Dans cette perspective, le report de Cyberpunk 2077 semble déjà moins ennuyeux, d'autant plus que CD Projekt a dans le passé gagné la confiance inconditionnelle d'une part considérable du public.
Le problème est que ce n'est pas un accident isolé, mais un tendance générale de l'industrie du jeu qui semble de plus en plus proche des délais en tant qu'étudiant universitaire démotivé. Et si les joueurs sont prêts à croire la bonne foi de CD Projekt, on ne peut pas en dire autant de Square Enix, qui vient de reporter le remake de Final Fantasy 7 et Marvel's Avengers, respectivement au 10 avril et au 4 septembre. Ou pire encore que Bethesda, qui en plus de Doom Eternal (à venir en mars) a reporté pour la énième fois le DLC des Wastelanders, le dernier espoir pour Fallout 76 de cesser d'être une blague.

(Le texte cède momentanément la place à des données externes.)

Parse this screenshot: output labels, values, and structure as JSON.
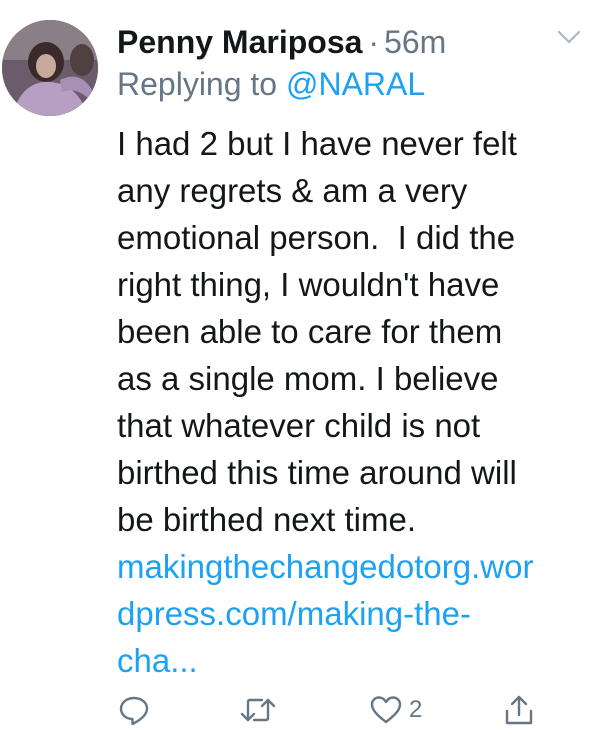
{
  "tweet": {
    "author_name": "Penny Mariposa",
    "separator": "·",
    "time": "56m",
    "replying_prefix": "Replying to",
    "replying_handle": "@NARAL",
    "text_lines": [
      "I had 2 but I have never felt",
      "any regrets & am a very",
      "emotional person.  I did the",
      "right thing, I wouldn't have",
      "been able to care for them",
      "as a single mom. I believe",
      "that whatever child is not",
      "birthed this time around will",
      "be birthed next time."
    ],
    "link_lines": [
      "makingthechangedotorg.wor",
      "dpress.com/making-the-",
      "cha..."
    ],
    "like_count": "2"
  },
  "icons": {
    "menu": "chevron-down-icon",
    "reply": "reply-icon",
    "retweet": "retweet-icon",
    "like": "heart-icon",
    "share": "share-icon"
  },
  "colors": {
    "text": "#14171a",
    "secondary": "#657786",
    "link": "#1da1f2"
  }
}
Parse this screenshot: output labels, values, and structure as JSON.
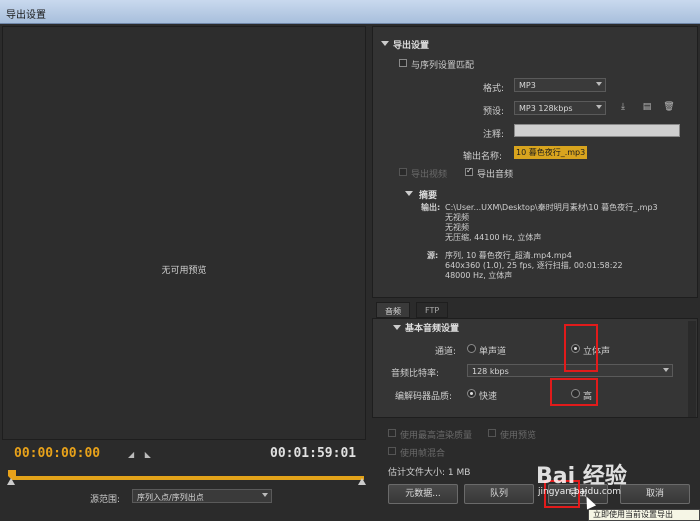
{
  "window": {
    "title": "导出设置"
  },
  "preview": {
    "no_preview": "无可用预览",
    "timecode_in": "00:00:00:00",
    "timecode_out": "00:01:59:01",
    "source_range_label": "源范围:",
    "source_range_value": "序列入点/序列出点"
  },
  "export_settings": {
    "header": "导出设置",
    "match_sequence_label": "与序列设置匹配",
    "format_label": "格式:",
    "format_value": "MP3",
    "preset_label": "预设:",
    "preset_value": "MP3 128kbps",
    "comment_label": "注释:",
    "comment_value": "",
    "output_name_label": "输出名称:",
    "output_name_value": "10 暮色夜行_.mp3",
    "export_video_label": "导出视频",
    "export_audio_label": "导出音频"
  },
  "summary": {
    "header": "摘要",
    "output_label": "输出:",
    "output_lines": [
      "C:\\User...UXM\\Desktop\\秦时明月素材\\10 暮色夜行_.mp3",
      "无视频",
      "无视频",
      "无压缩, 44100 Hz, 立体声"
    ],
    "source_label": "源:",
    "source_lines": [
      "序列, 10 暮色夜行_超清.mp4.mp4",
      "640x360 (1.0), 25 fps, 逐行扫描, 00:01:58:22",
      "48000 Hz, 立体声"
    ]
  },
  "tabs": [
    {
      "label": "音频"
    },
    {
      "label": "FTP"
    }
  ],
  "audio_settings": {
    "header": "基本音频设置",
    "channels_label": "通道:",
    "mono_label": "单声道",
    "stereo_label": "立体声",
    "bitrate_label": "音频比特率:",
    "bitrate_value": "128 kbps",
    "codec_quality_label": "编解码器品质:",
    "fast_label": "快速",
    "high_label": "高"
  },
  "bottom": {
    "max_render_quality_label": "使用最高渲染质量",
    "use_previews_label": "使用预览",
    "frame_blending_label": "使用帧混合",
    "estimated_size_label": "估计文件大小: 1 MB",
    "metadata_button": "元数据...",
    "queue_button": "队列",
    "export_button": "导出",
    "cancel_button": "取消",
    "tooltip": "立即使用当前设置导出"
  },
  "watermark": {
    "text": "Bai 经验",
    "sub": "jingyan.baidu.com"
  },
  "colors": {
    "accent": "#e8a21a",
    "highlight_box": "#e11b1b",
    "panel": "#333333"
  }
}
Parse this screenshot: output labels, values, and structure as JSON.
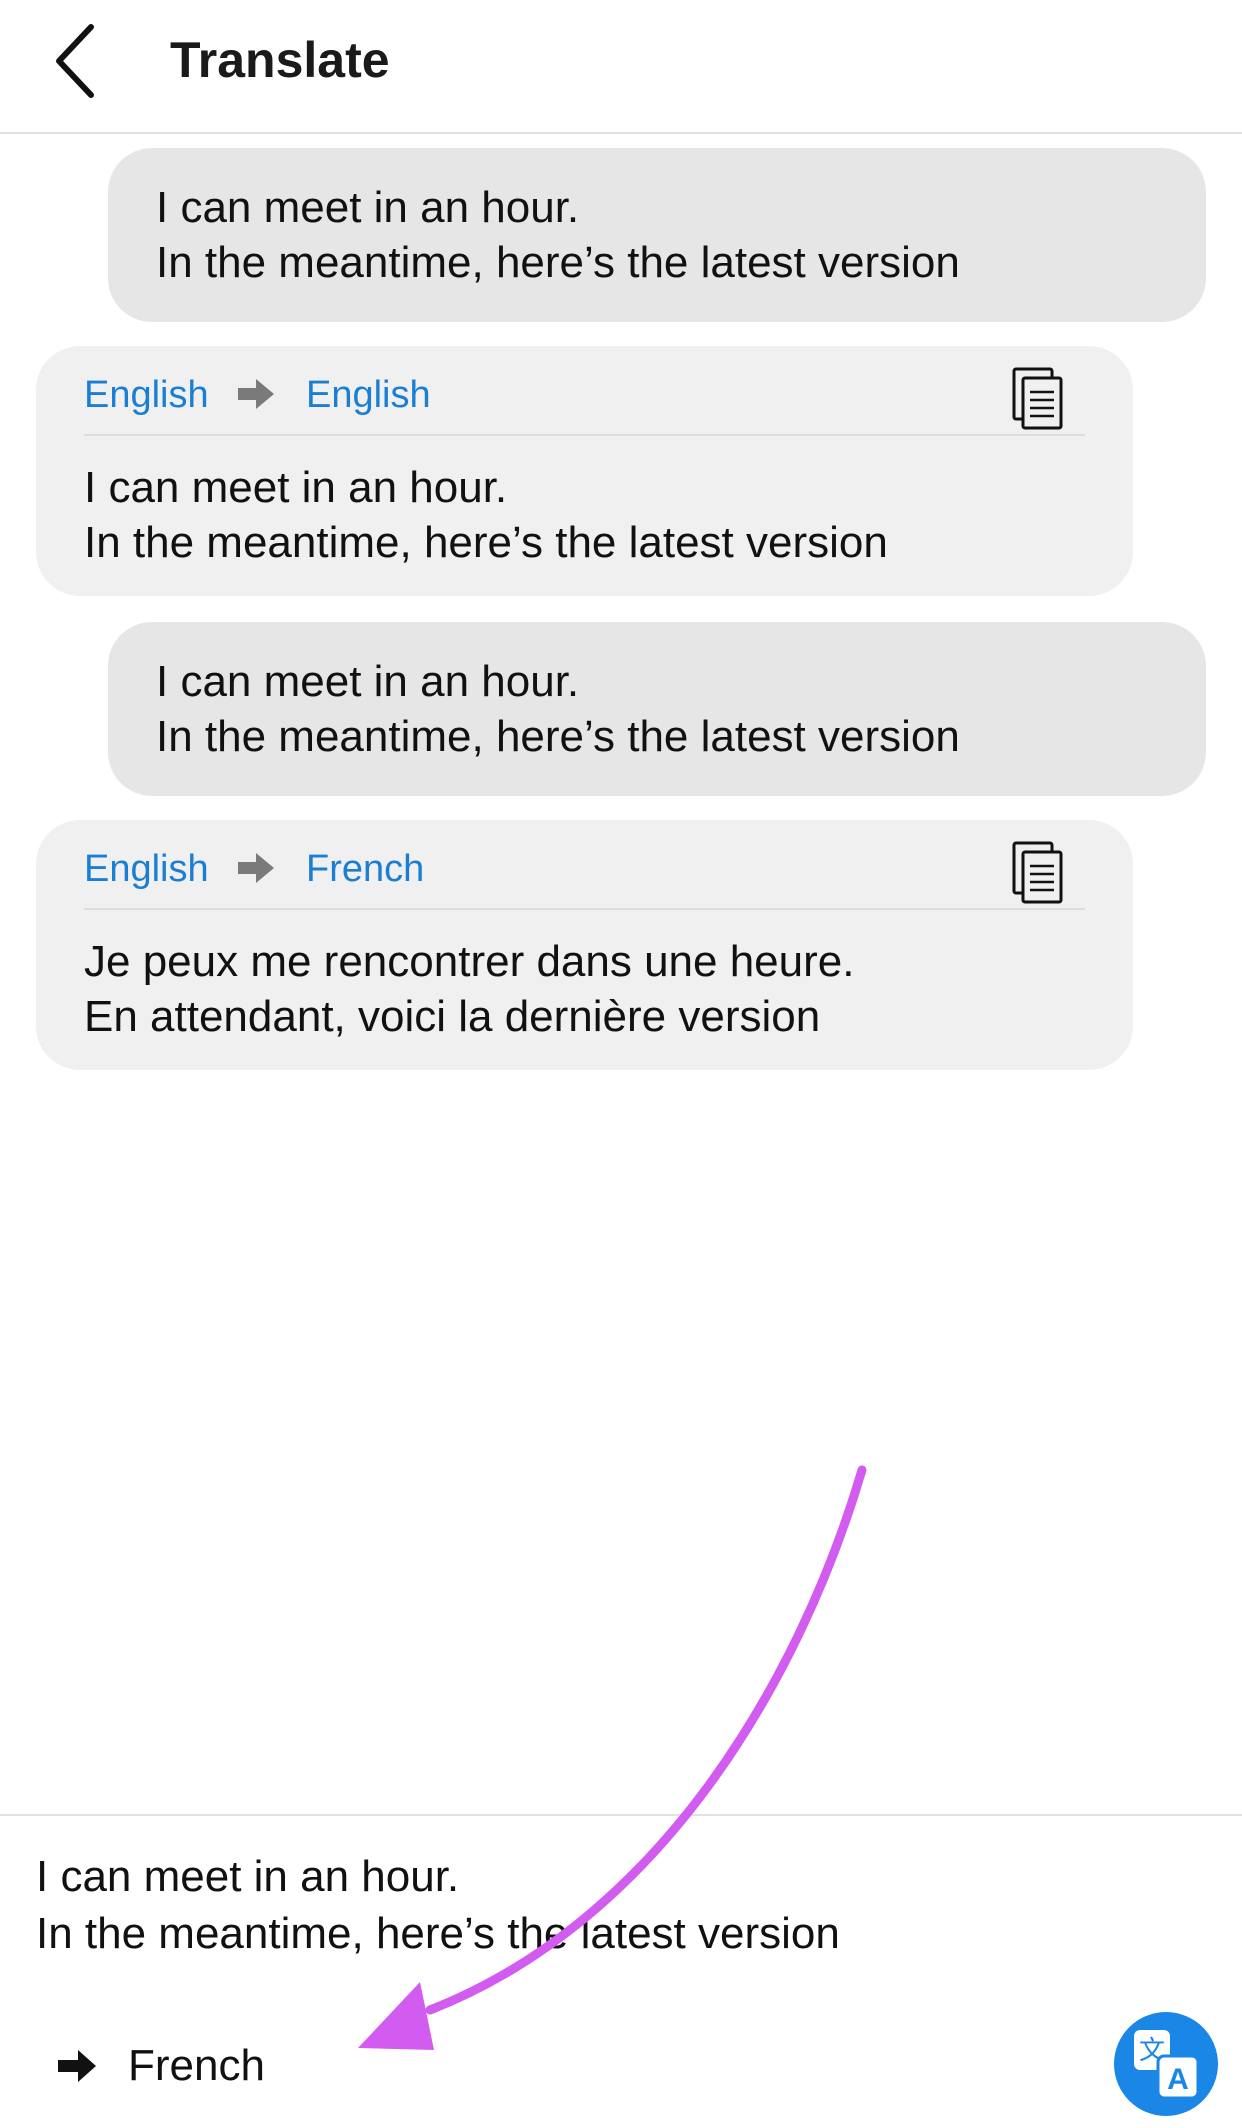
{
  "header": {
    "title": "Translate",
    "back_icon": "chevron-left-icon"
  },
  "messages": [
    {
      "source_lines": [
        "I can meet in an hour.",
        "In the meantime, here’s the latest version"
      ],
      "translation": {
        "from": "English",
        "to": "English",
        "lines": [
          "I can meet in an hour.",
          "In the meantime, here’s the latest version"
        ]
      }
    },
    {
      "source_lines": [
        "I can meet in an hour.",
        "In the meantime, here’s the latest version"
      ],
      "translation": {
        "from": "English",
        "to": "French",
        "lines": [
          "Je peux me rencontrer dans une heure.",
          "En attendant, voici la dernière version"
        ]
      }
    }
  ],
  "composer": {
    "input_lines": [
      "I can meet in an hour.",
      "In the meantime, here’s the latest version"
    ],
    "target_language": "French",
    "translate_icon": "translate-icon"
  },
  "colors": {
    "accent": "#1a87e6",
    "lang_label": "#1a7fd4",
    "source_bubble": "#e6e6e6",
    "translation_card": "#f0f0f0",
    "annotation_arrow": "#d35cf0"
  }
}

Il vaut la peine de se demander comment nous y sommes arrivés: comment il est possible qu'un nombre croissant de jeux vidéo triple A arrivent tard, ou pire soient sortis dans des conditions pitoyables, ou quoi Bethesda doit faire avant que les gens cessent d'acheter une nouvelle version de Skyrim tous les six mois. La réponse est que la production à grande échelle évolue de plus en plus vers un système qui vise à satisfaire les actionnaires au cours du trimestre en cours, au détriment de toutes les autres parties concernées: l'écart entre les attentes de la direction et la protection des droits des travailleurs continue augmenter, croquer est devenu une pratique acceptée et en effet une partie essentielle du développement de chaque jeu vidéo de premier ordre, et les études de marché continuent de dominer toute direction artistique. Tout cela en prenant les consommateurs pour des fonds en étant payé à l'avance pour un produit qui peut arriver des mois plus tard, ou en coupant directement une version précoce qui aura besoin d'au moins un an de mises à jour pour être décente.

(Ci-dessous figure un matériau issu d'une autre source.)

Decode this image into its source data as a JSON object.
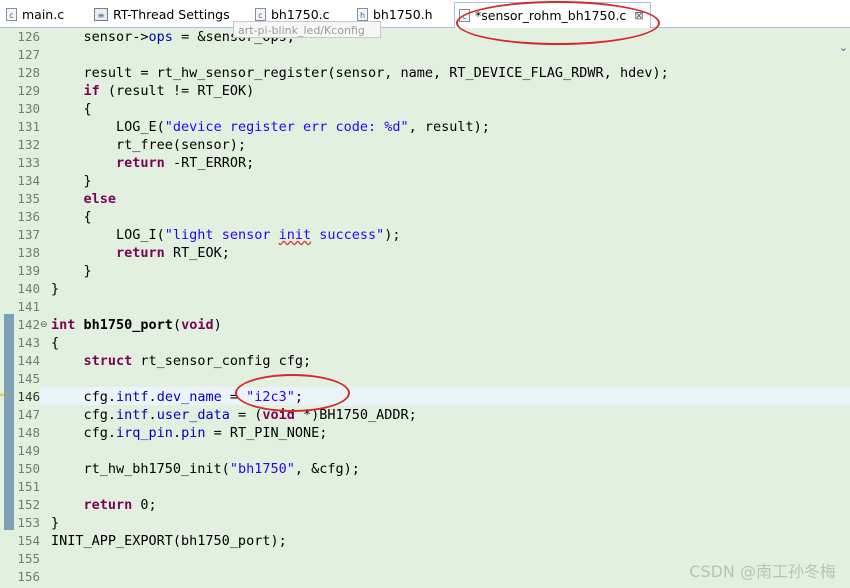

Aucune autre industrie du divertissement ne serait autorisée à le faireencore moins le faire de façon aussi flagrante. Et peut-être que quelque chose bouge ici aussi: la vague de reports dont nous sommes témoins est, au moins en partie, contrôle des dégâts après un an caractérisé par une série de titres lancés dans des conditions embarrassantes qu'une partie du public ne semble plus vouloir tolérer. À tel point que les éditeurs sont obligés de faire ce qui aurait dû être tenu pour acquis: donner une estimation plus humaine du temps nécessaire à la création d'un produit fini. Il faut donc attendre plus longtemps si nécessaire, non seulement pour assurer la qualité des jeux, mais surtout parce que passer 14 heures par jour à modéliser des textures pendant six mois ne peut et ne doit pas être normal. Et si au moins CD Projekt reste l'un des rares à ne pas se moquer des clients, il ne semble malheureusement pas à l'abri de la tentation de serrer un peu trop les salariés. Il n'y a aucune urgence, aucune raison valable pour laquelle un jeu doit être développé dans des temps irréalistes pour s'adapter à des fenêtres de temps prédéfinies, sinon l'impératif managérial de remplir les poches des actionnaires en trayant les joueurs et en tyrannisant les salariés. Nous parlons de jeux vidéo, ils devraient soustraire la misère humaine du monde, pas l'ajouter.